Kiper and just about every other draft guru expects another UW player, left tackle Ryan Ramczyk, to be selected in the first round. Like Watt, Ramczyk only had one impact season for the Badgers after transferring from UW-Stevens Point, but it was a year in which he dominated most of the games he played.
Ramczyk had hip surgery in January and couldn’t work out for NFL teams this offseason, but he’s still expected to be one of the first three offensive linemen off the board this week, along with Alabama’s Cam Robinson and Utah’s Garett Bolles. Kiper has the Denver Broncos taking Ramczyk at No. 20 in his latest mock draft, but the Baltimore Ravens (16th pick) and Houston Texans (25th pick) also have a big need at tackle.
“I wouldn’t say (the Broncos) have to, but I think the offensive line is the issue they need to solve,” Kiper said.

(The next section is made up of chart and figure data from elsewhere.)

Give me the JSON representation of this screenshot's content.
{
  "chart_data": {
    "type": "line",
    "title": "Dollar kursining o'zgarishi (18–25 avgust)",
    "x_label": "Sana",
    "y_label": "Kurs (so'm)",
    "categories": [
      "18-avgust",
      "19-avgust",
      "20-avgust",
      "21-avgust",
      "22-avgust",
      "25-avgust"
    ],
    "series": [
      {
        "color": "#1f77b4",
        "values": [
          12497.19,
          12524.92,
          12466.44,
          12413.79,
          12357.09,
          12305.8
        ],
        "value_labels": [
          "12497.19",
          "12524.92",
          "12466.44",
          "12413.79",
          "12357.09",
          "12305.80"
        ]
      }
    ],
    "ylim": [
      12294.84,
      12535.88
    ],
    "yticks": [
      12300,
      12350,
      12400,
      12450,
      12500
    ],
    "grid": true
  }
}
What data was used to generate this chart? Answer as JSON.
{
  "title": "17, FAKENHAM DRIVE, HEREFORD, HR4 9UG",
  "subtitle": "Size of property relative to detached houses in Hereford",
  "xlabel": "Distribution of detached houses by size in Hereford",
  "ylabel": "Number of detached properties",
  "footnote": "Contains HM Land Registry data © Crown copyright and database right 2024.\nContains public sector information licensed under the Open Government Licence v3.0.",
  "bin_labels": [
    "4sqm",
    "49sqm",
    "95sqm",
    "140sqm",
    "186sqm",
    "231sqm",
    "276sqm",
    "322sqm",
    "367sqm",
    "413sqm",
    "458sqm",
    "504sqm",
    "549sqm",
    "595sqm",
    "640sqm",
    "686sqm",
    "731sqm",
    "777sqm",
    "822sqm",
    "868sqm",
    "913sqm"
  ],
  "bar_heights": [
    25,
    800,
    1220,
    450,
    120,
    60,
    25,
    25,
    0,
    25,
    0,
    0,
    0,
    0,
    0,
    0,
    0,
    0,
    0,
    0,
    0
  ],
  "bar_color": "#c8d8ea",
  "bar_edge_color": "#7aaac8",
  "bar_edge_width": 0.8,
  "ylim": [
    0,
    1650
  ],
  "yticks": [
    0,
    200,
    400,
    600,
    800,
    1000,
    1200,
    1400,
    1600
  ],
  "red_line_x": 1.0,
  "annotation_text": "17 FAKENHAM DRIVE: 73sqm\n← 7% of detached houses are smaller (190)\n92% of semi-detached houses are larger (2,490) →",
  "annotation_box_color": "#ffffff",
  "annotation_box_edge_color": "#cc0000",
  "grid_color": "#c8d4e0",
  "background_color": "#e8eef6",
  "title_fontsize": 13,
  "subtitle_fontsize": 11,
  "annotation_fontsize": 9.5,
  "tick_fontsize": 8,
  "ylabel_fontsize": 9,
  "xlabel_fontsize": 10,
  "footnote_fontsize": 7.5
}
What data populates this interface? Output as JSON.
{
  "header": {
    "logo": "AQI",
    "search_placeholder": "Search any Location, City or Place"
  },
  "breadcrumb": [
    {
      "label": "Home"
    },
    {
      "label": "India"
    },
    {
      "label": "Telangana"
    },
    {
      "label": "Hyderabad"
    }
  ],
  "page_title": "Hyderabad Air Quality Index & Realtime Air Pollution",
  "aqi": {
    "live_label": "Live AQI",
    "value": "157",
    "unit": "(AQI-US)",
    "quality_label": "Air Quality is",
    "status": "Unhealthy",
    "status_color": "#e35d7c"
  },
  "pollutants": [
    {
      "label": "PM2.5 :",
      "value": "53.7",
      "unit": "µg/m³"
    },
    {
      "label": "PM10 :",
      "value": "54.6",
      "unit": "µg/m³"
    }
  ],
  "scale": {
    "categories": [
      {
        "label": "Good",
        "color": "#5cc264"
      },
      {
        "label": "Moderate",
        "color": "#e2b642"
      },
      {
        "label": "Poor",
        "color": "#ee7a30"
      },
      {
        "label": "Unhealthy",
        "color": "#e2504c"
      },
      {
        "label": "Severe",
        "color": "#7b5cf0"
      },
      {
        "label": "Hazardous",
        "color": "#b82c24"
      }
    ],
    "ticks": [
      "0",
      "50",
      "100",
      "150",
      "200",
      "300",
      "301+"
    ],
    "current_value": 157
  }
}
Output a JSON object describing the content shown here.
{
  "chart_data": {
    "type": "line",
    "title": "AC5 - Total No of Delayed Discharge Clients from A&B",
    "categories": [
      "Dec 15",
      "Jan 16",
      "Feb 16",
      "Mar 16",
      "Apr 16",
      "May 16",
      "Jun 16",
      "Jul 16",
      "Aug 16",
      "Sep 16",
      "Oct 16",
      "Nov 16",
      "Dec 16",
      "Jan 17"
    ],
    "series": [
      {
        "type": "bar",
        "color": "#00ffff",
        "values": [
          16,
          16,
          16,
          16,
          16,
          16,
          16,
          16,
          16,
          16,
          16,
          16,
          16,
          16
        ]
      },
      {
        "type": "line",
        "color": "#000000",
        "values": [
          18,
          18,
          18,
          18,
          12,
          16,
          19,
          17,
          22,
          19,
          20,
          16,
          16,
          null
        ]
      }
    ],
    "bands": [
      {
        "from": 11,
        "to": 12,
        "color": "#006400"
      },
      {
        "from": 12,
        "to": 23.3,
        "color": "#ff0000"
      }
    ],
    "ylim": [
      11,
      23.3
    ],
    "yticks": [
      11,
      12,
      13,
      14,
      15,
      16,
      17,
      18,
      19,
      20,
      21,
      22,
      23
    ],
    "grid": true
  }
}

While Watt and Ramczyk are the headliners and only UW players expected to be taken in the first two rounds, six former Badgers have the possibility of being drafted, something the program hasn’t produced since 2012.
Outside linebacker Vince Biegel, a three-year starter known for his pass-rushing ability, will likely be selected in the middle rounds, while running backs Corey Clement and Dare Ogunbowale both have a good shot at becoming late-round picks.
Cornerback Sojourn Shelton, an impressive cover man who must overcome his lack of size, also could be drafted. He said at UW’s Pro Day that teams have told him he could be picked between rounds 5-7.
“A lot of teams like me,” Shelton said. “Of course I’ll have to move into the nickel, everybody says, but a lot of teams have watched me play on the outside all four years. … From the start, I’ll probably have to move inside to nickel to show that I can play outside.”
Wide receiver Robert Wheelwright and safety Leo Musso tested well at the Badgers’ Pro Day and could sign as priority free agents this weekend after the draft, along with quarterback Bart Houston.